Você deseja construir um editor de texto. Talvez seja um substituto moderno para o Vi ou uma nova versão do Bloco de Notas. Não importa. O objetivo é simples: permitir que os usuários editem arquivos ASCII padrão.
Pense na frequência com que os programadores realmente usam essas ferramentas. É a interface principal com a máquina. É onde os pensamentos se tornam código. Naturalmente, você quer que pareça certo. Você quer que seja rápido. Você deseja que ele lide com seu fluxo de trabalho específico. Então, você decide construir o seu próprio.
O primeiro obstáculo é a estrutura de dados. Como você armazena o texto na memória? Você precisa de uma maneira de manipular os personagens rapidamente. Seu instinto inicial? Linhas de texto.
Você pega uma matriz. Bastante simples. Uma linha típica tem 80 caracteres. Um arquivo típico tem talvez 1.000 linhas. Você declara um array bidimensional:
São 80.000 caracteres. Gerenciável. Limpar.
Mas então a realidade bate. Você pensa em casos extremos.
Alguns arquivos são listas de log enormes. Milhares de linhas, cada uma com apenas 10 caracteres.
Outros arquivos são despejos de dados para fins especiais. Uma linha pode conter 542 caracteres representando pares de aminoácidos em uma sequência de DNA.

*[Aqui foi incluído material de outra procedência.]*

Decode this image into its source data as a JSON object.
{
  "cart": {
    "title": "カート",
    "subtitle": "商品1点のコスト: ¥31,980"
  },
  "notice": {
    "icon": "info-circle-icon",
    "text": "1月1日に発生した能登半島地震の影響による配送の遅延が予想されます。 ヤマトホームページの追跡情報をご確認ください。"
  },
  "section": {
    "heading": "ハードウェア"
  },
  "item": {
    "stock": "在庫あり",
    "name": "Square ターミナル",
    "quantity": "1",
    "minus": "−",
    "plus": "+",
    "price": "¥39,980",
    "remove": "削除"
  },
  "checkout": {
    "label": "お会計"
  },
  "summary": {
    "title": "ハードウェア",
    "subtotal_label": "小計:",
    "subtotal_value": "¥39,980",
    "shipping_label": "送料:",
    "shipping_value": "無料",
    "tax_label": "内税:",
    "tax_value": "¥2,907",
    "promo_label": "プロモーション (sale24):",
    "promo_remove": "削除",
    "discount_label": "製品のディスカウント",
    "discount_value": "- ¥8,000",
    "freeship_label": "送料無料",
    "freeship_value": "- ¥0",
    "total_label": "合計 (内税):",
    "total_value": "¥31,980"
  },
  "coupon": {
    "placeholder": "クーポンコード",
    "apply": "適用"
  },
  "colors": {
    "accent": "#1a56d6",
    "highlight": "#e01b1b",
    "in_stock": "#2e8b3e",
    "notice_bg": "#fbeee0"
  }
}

E os editores modernos permitem abrir vários arquivos simultaneamente. Digamos que você limite 10 arquivos abertos. Você define um limite rígido de 1.000 caracteres por linha e 50.000 linhas por arquivo.
Agora sua declaração fica assim:
Você analisa os números. 50.000 vezes 1.000 vezes 10. São 500 milhões de caracteres.
A maioria dos computadores não consegue lidar com isso. Mesmo com memória virtual, é um esforço. Execute três instâncias do seu editor em um sistema multiusuário e você estará sobrecarregando a RAM. É um desperdício extravagante. Você está alocando espaço para o pior cenário possível, quando a maioria dos usuários está apenas editando arquivos de 100 linhas que ocupam 4.000 bytes.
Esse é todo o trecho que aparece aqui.